A new book – ‘Historical Irish Dairy Products‘ – traces the cultural heritage of the country’s dairy industry from earliest times.
Co-authored by Dara Downey, Liam Downey and Derry O’Donovan, the publication chronologically documents the evolution and development of Ireland’s premier dairy products.
It focuses on butter which has been made in this country for over 4,000 years, and cheese in particular, from pre-history through medieval times and into recent centuries.
Technological advances such as salt preservation and the iconic cream separator, which underpinned the production of our dairy products in recent centuries, are highlighted.
The 10 standalone chapters include: Prehistoric butter; butter making over the centuries; cheese making; public butter markets; the creamery system; food research and product development.
Historical Irish Dairy Products
The book presents an integrated account of Ireland’s long-standing history of dairy products. It documents a number of important research initiatives and commercial developments that underpinned the global success of the Irish dairy industry in recent decades.
Salt and sugar manufacture and their use in food preservation is described. The book charts the institutional framework, especially the public butter markets in the 19th century, such as in Cork and Tipperary.
There is also a focus on the emergence of the creamery system, in particular the co-operative movement as the main driver of change in the 20th century.

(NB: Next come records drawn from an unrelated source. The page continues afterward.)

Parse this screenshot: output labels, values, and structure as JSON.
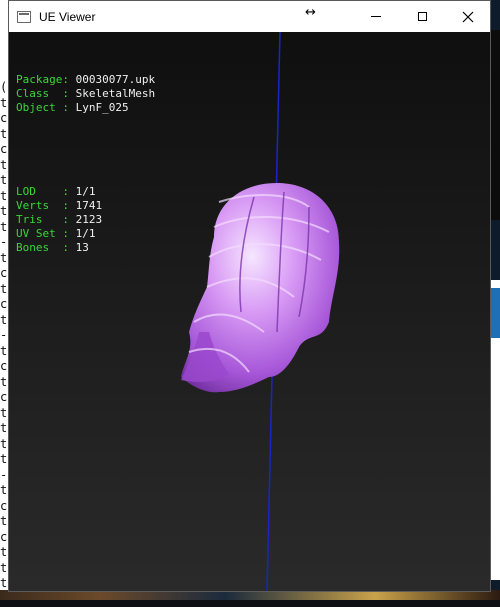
{
  "window": {
    "title": "UE Viewer",
    "icon": "app-window-icon",
    "controls": {
      "minimize": "minimize-icon",
      "maximize": "maximize-icon",
      "close": "close-icon"
    }
  },
  "info": {
    "asset": [
      {
        "label": "Package",
        "sep": ": ",
        "value": "00030077.upk"
      },
      {
        "label": "Class  ",
        "sep": ": ",
        "value": "SkeletalMesh"
      },
      {
        "label": "Object ",
        "sep": ": ",
        "value": "LynF_025"
      }
    ],
    "stats": [
      {
        "label": "LOD    ",
        "sep": ": ",
        "value": "1/1"
      },
      {
        "label": "Verts  ",
        "sep": ": ",
        "value": "1741"
      },
      {
        "label": "Tris   ",
        "sep": ": ",
        "value": "2123"
      },
      {
        "label": "UV Set ",
        "sep": ": ",
        "value": "1/1"
      },
      {
        "label": "Bones  ",
        "sep": ": ",
        "value": "13"
      }
    ]
  },
  "colors": {
    "label": "#3ad63a",
    "value": "#f0f0f0",
    "mesh": "#c77af0",
    "axis": "#1a24c8"
  },
  "background": {
    "left_chars": "(\nt\nc\nt\nc\nt\nt\nt\nt\nt\n-\nt\nc\nt\nc\nt\n-\nt\nc\nt\nc\nt\nt\nt\nt\n-\nt\nc\nt\nc\nt\nt\nt\nt"
  }
}
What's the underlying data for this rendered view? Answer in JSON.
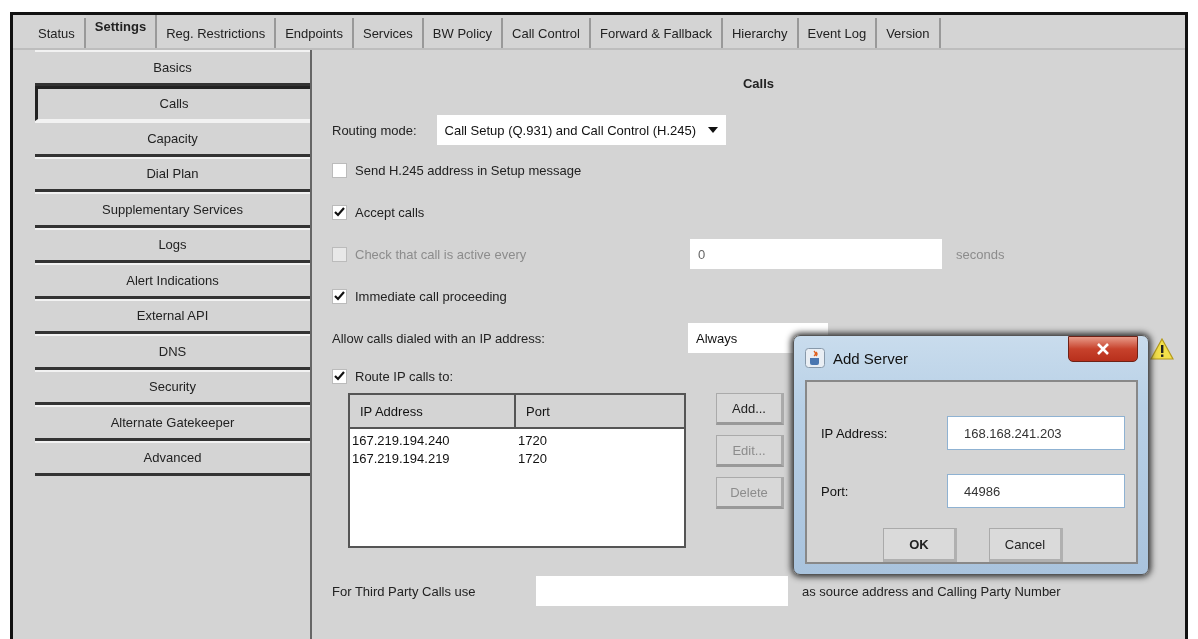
{
  "tabs": [
    {
      "label": "Status",
      "selected": false
    },
    {
      "label": "Settings",
      "selected": true
    },
    {
      "label": "Reg. Restrictions",
      "selected": false
    },
    {
      "label": "Endpoints",
      "selected": false
    },
    {
      "label": "Services",
      "selected": false
    },
    {
      "label": "BW Policy",
      "selected": false
    },
    {
      "label": "Call Control",
      "selected": false
    },
    {
      "label": "Forward & Fallback",
      "selected": false
    },
    {
      "label": "Hierarchy",
      "selected": false
    },
    {
      "label": "Event Log",
      "selected": false
    },
    {
      "label": "Version",
      "selected": false
    }
  ],
  "sidebar": {
    "items": [
      {
        "label": "Basics",
        "selected": false
      },
      {
        "label": "Calls",
        "selected": true
      },
      {
        "label": "Capacity",
        "selected": false
      },
      {
        "label": "Dial Plan",
        "selected": false
      },
      {
        "label": "Supplementary Services",
        "selected": false
      },
      {
        "label": "Logs",
        "selected": false
      },
      {
        "label": "Alert Indications",
        "selected": false
      },
      {
        "label": "External API",
        "selected": false
      },
      {
        "label": "DNS",
        "selected": false
      },
      {
        "label": "Security",
        "selected": false
      },
      {
        "label": "Alternate Gatekeeper",
        "selected": false
      },
      {
        "label": "Advanced",
        "selected": false
      }
    ]
  },
  "panel": {
    "title": "Calls",
    "routing_mode": {
      "label": "Routing mode:",
      "value": "Call Setup (Q.931) and Call Control (H.245)"
    },
    "send_h245": {
      "label": "Send H.245 address in Setup message",
      "checked": false
    },
    "accept_calls": {
      "label": "Accept calls",
      "checked": true
    },
    "check_active": {
      "label": "Check that call is active every",
      "checked": false,
      "disabled": true,
      "value": "0",
      "unit": "seconds"
    },
    "immediate": {
      "label": "Immediate call proceeding",
      "checked": true
    },
    "allow_ip": {
      "label": "Allow calls dialed with an IP address:",
      "value": "Always"
    },
    "route_ip": {
      "label": "Route IP calls to:",
      "checked": true
    },
    "servers": {
      "columns": [
        "IP Address",
        "Port"
      ],
      "rows": [
        [
          "167.219.194.240",
          "1720"
        ],
        [
          "167.219.194.219",
          "1720"
        ]
      ]
    },
    "server_buttons": [
      {
        "label": "Add...",
        "disabled": false
      },
      {
        "label": "Edit...",
        "disabled": true
      },
      {
        "label": "Delete",
        "disabled": true
      }
    ],
    "third_party": {
      "label": "For Third Party Calls use",
      "suffix": "as source address and Calling Party Number"
    }
  },
  "dialog": {
    "title": "Add Server",
    "fields": [
      {
        "label": "IP Address:",
        "value": "168.168.241.203"
      },
      {
        "label": "Port:",
        "value": "44986"
      }
    ],
    "buttons": [
      "OK",
      "Cancel"
    ]
  }
}
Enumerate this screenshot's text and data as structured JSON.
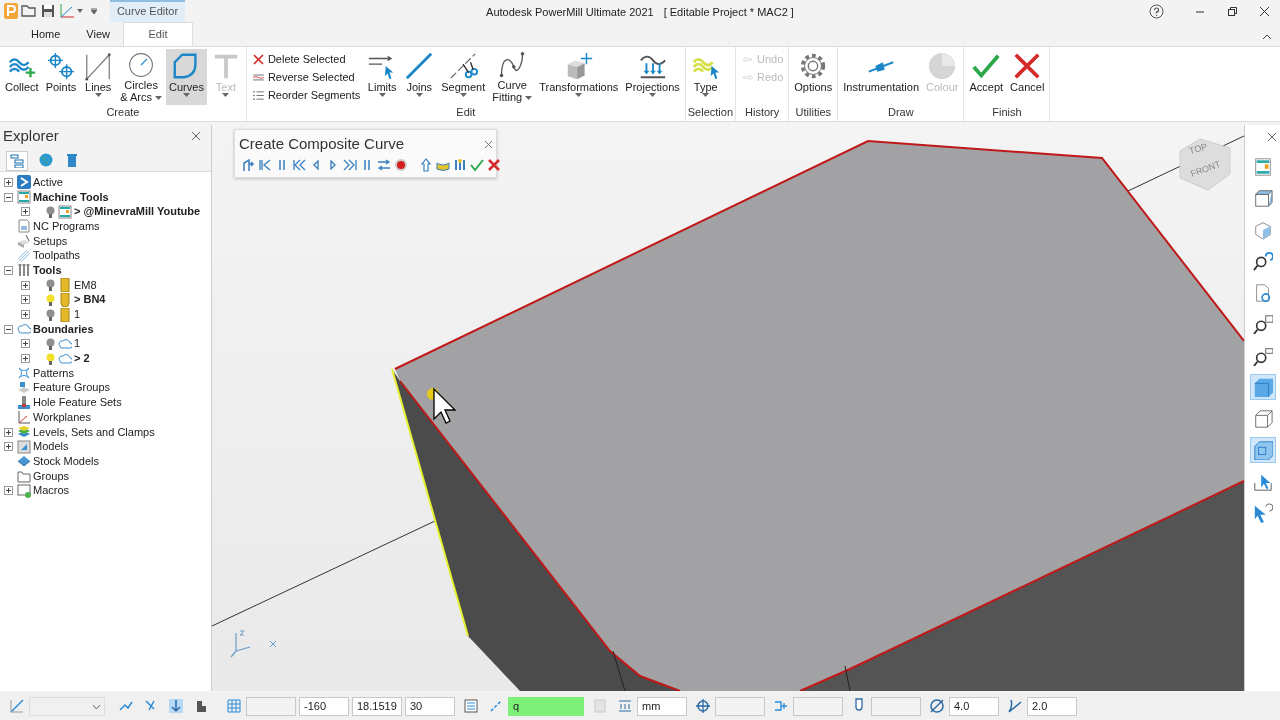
{
  "title_bar": {
    "contextual_tab": "Curve Editor",
    "title": "Autodesk PowerMill Ultimate 2021",
    "project": "[ Editable Project * MAC2 ]"
  },
  "ribbon_tabs": [
    {
      "label": "Home",
      "selected": false
    },
    {
      "label": "View",
      "selected": false
    },
    {
      "label": "Edit",
      "selected": true
    }
  ],
  "ribbon_groups": [
    {
      "label": "Create",
      "items": [
        {
          "kind": "large",
          "label": "Collect",
          "dropdown": false,
          "selected": false,
          "disabled": false
        },
        {
          "kind": "large",
          "label": "Points",
          "dropdown": false,
          "selected": false,
          "disabled": false
        },
        {
          "kind": "large",
          "label": "Lines",
          "dropdown": true,
          "selected": false,
          "disabled": false
        },
        {
          "kind": "large",
          "label": "Circles\n& Arcs",
          "dropdown": true,
          "selected": false,
          "disabled": false
        },
        {
          "kind": "large",
          "label": "Curves",
          "dropdown": true,
          "selected": true,
          "disabled": false
        },
        {
          "kind": "large",
          "label": "Text",
          "dropdown": true,
          "selected": false,
          "disabled": true
        }
      ]
    },
    {
      "label": "Edit",
      "items": [
        {
          "kind": "small",
          "label": "Delete Selected",
          "disabled": false
        },
        {
          "kind": "small",
          "label": "Reverse Selected",
          "disabled": false
        },
        {
          "kind": "small",
          "label": "Reorder Segments",
          "disabled": false
        },
        {
          "kind": "large",
          "label": "Limits",
          "dropdown": true,
          "selected": false,
          "disabled": false
        },
        {
          "kind": "large",
          "label": "Joins",
          "dropdown": true,
          "selected": false,
          "disabled": false
        },
        {
          "kind": "large",
          "label": "Segment",
          "dropdown": true,
          "selected": false,
          "disabled": false
        },
        {
          "kind": "large",
          "label": "Curve\nFitting",
          "dropdown": true,
          "selected": false,
          "disabled": false
        },
        {
          "kind": "large",
          "label": "Transformations",
          "dropdown": true,
          "selected": false,
          "disabled": false
        },
        {
          "kind": "large",
          "label": "Projections",
          "dropdown": true,
          "selected": false,
          "disabled": false
        }
      ]
    },
    {
      "label": "Selection",
      "items": [
        {
          "kind": "large",
          "label": "Type",
          "dropdown": true,
          "selected": false,
          "disabled": false
        }
      ]
    },
    {
      "label": "History",
      "items": [
        {
          "kind": "small",
          "label": "Undo",
          "disabled": true
        },
        {
          "kind": "small",
          "label": "Redo",
          "disabled": true
        }
      ]
    },
    {
      "label": "Utilities",
      "items": [
        {
          "kind": "large",
          "label": "Options",
          "dropdown": false,
          "selected": false,
          "disabled": false
        }
      ]
    },
    {
      "label": "Draw",
      "items": [
        {
          "kind": "large",
          "label": "Instrumentation",
          "dropdown": false,
          "selected": false,
          "disabled": false
        },
        {
          "kind": "large",
          "label": "Colour",
          "dropdown": false,
          "selected": false,
          "disabled": true
        }
      ]
    },
    {
      "label": "Finish",
      "items": [
        {
          "kind": "large",
          "label": "Accept",
          "dropdown": false,
          "selected": false,
          "disabled": false
        },
        {
          "kind": "large",
          "label": "Cancel",
          "dropdown": false,
          "selected": false,
          "disabled": false
        }
      ]
    }
  ],
  "explorer": {
    "title": "Explorer",
    "tree": [
      {
        "label": "Active",
        "bold": false,
        "expanded": false
      },
      {
        "label": "Machine Tools",
        "bold": true,
        "expanded": true,
        "children": [
          {
            "label": "> @MinevraMill Youtube",
            "bold": true,
            "lit": false,
            "expanded": false
          }
        ]
      },
      {
        "label": "NC Programs",
        "bold": false
      },
      {
        "label": "Setups",
        "bold": false
      },
      {
        "label": "Toolpaths",
        "bold": false
      },
      {
        "label": "Tools",
        "bold": true,
        "expanded": true,
        "children": [
          {
            "label": "EM8",
            "bold": false,
            "lit": false,
            "expanded": false
          },
          {
            "label": "> BN4",
            "bold": true,
            "lit": true,
            "expanded": false
          },
          {
            "label": "1",
            "bold": false,
            "lit": false,
            "expanded": false
          }
        ]
      },
      {
        "label": "Boundaries",
        "bold": true,
        "expanded": true,
        "children": [
          {
            "label": "1",
            "bold": false,
            "lit": false,
            "expanded": false
          },
          {
            "label": "> 2",
            "bold": true,
            "lit": true,
            "expanded": false
          }
        ]
      },
      {
        "label": "Patterns",
        "bold": false
      },
      {
        "label": "Feature Groups",
        "bold": false
      },
      {
        "label": "Hole Feature Sets",
        "bold": false
      },
      {
        "label": "Workplanes",
        "bold": false
      },
      {
        "label": "Levels, Sets and Clamps",
        "bold": false,
        "expanded": false
      },
      {
        "label": "Models",
        "bold": false,
        "expanded": false
      },
      {
        "label": "Stock Models",
        "bold": false
      },
      {
        "label": "Groups",
        "bold": false
      },
      {
        "label": "Macros",
        "bold": false,
        "expanded": false
      }
    ]
  },
  "dialog": {
    "title": "Create Composite Curve"
  },
  "view_cube": {
    "top": "TOP",
    "front": "FRONT"
  },
  "view_toolbar": [
    {
      "selected": false
    },
    {
      "selected": false
    },
    {
      "selected": false
    },
    {
      "selected": false
    },
    {
      "selected": false
    },
    {
      "selected": false
    },
    {
      "selected": false
    },
    {
      "selected": true
    },
    {
      "selected": false
    },
    {
      "selected": true
    },
    {
      "selected": false
    },
    {
      "selected": false
    }
  ],
  "status_bar": {
    "fields": [
      {
        "value": "-160",
        "highlighted": false
      },
      {
        "value": "18.1519",
        "highlighted": false
      },
      {
        "value": "30",
        "highlighted": false
      },
      {
        "value": "q",
        "highlighted": true
      },
      {
        "value": "mm",
        "highlighted": false
      },
      {
        "value": "4.0",
        "highlighted": false
      },
      {
        "value": "2.0",
        "highlighted": false
      }
    ]
  }
}
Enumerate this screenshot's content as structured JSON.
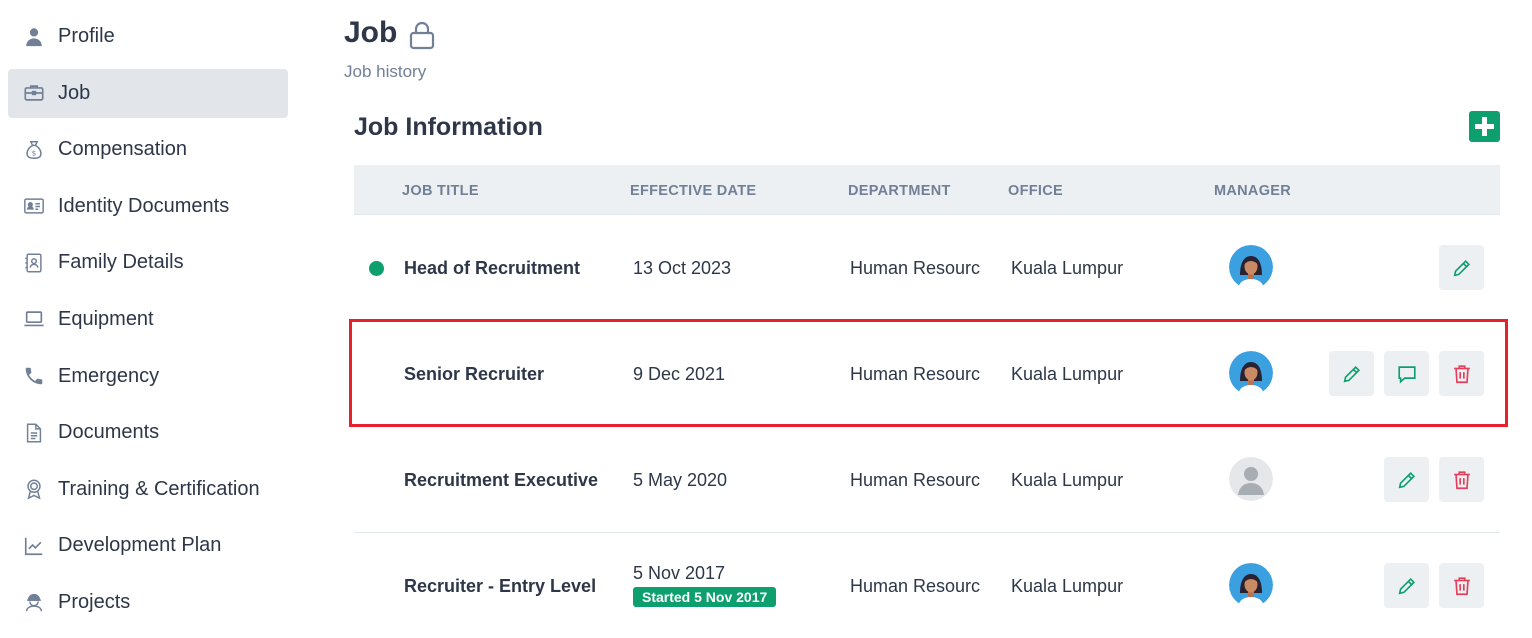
{
  "sidebar": {
    "items": [
      {
        "label": "Profile",
        "icon": "user-icon",
        "active": false
      },
      {
        "label": "Job",
        "icon": "briefcase-icon",
        "active": true
      },
      {
        "label": "Compensation",
        "icon": "money-bag-icon",
        "active": false
      },
      {
        "label": "Identity Documents",
        "icon": "id-card-icon",
        "active": false
      },
      {
        "label": "Family Details",
        "icon": "contact-book-icon",
        "active": false
      },
      {
        "label": "Equipment",
        "icon": "laptop-icon",
        "active": false
      },
      {
        "label": "Emergency",
        "icon": "phone-icon",
        "active": false
      },
      {
        "label": "Documents",
        "icon": "document-icon",
        "active": false
      },
      {
        "label": "Training & Certification",
        "icon": "award-icon",
        "active": false
      },
      {
        "label": "Development Plan",
        "icon": "chart-line-icon",
        "active": false
      },
      {
        "label": "Projects",
        "icon": "worker-icon",
        "active": false
      }
    ]
  },
  "header": {
    "title": "Job",
    "subtitle": "Job history"
  },
  "section": {
    "title": "Job Information"
  },
  "table": {
    "columns": [
      "JOB TITLE",
      "EFFECTIVE DATE",
      "DEPARTMENT",
      "OFFICE",
      "MANAGER"
    ],
    "rows": [
      {
        "current": true,
        "job_title": "Head of Recruitment",
        "effective_date": "13 Oct 2023",
        "badge": "",
        "department": "Human Resources",
        "office": "Kuala Lumpur",
        "manager_avatar": "female",
        "actions": [
          "edit"
        ]
      },
      {
        "current": false,
        "job_title": "Senior Recruiter",
        "effective_date": "9 Dec 2021",
        "badge": "",
        "department": "Human Resources",
        "office": "Kuala Lumpur",
        "manager_avatar": "female",
        "actions": [
          "edit",
          "comment",
          "delete"
        ]
      },
      {
        "current": false,
        "job_title": "Recruitment Executive",
        "effective_date": "5 May 2020",
        "badge": "",
        "department": "Human Resources",
        "office": "Kuala Lumpur",
        "manager_avatar": "placeholder",
        "actions": [
          "edit",
          "delete"
        ]
      },
      {
        "current": false,
        "job_title": "Recruiter - Entry Level",
        "effective_date": "5 Nov 2017",
        "badge": "Started 5 Nov 2017",
        "department": "Human Resources",
        "office": "Kuala Lumpur",
        "manager_avatar": "female",
        "actions": [
          "edit",
          "delete"
        ]
      }
    ]
  },
  "colors": {
    "accent_green": "#0e9f6e",
    "delete_red": "#e53e5a",
    "highlight_red": "#e8202b",
    "active_nav_bg": "#e2e6eb",
    "table_header_bg": "#edf0f3"
  }
}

The book presents an opportunity for Ireland to capitalise on its historical cultural heritage of butter and cheese. It will be of interest to those involved in the dairy industry, including farmers, processors, dairy marketeers and retired creamery managers who played a major role in building Ireland’s greatest rural industry, according to Derry O’Donovan (pictured top) former president of the Agricultural Science Association, one of the authors.
By documenting the cultural and historical features of Irish dairy products, this book highlights a further dimension of their attractiveness and authenticity on international markets at a time when consumers are demanding pure natural foods, sustainably produced.
‘Historical Irish Dairy Products’, sponsored by Teagasc, is available from major bookstores or direct from the publishers Wordwell Books at €25.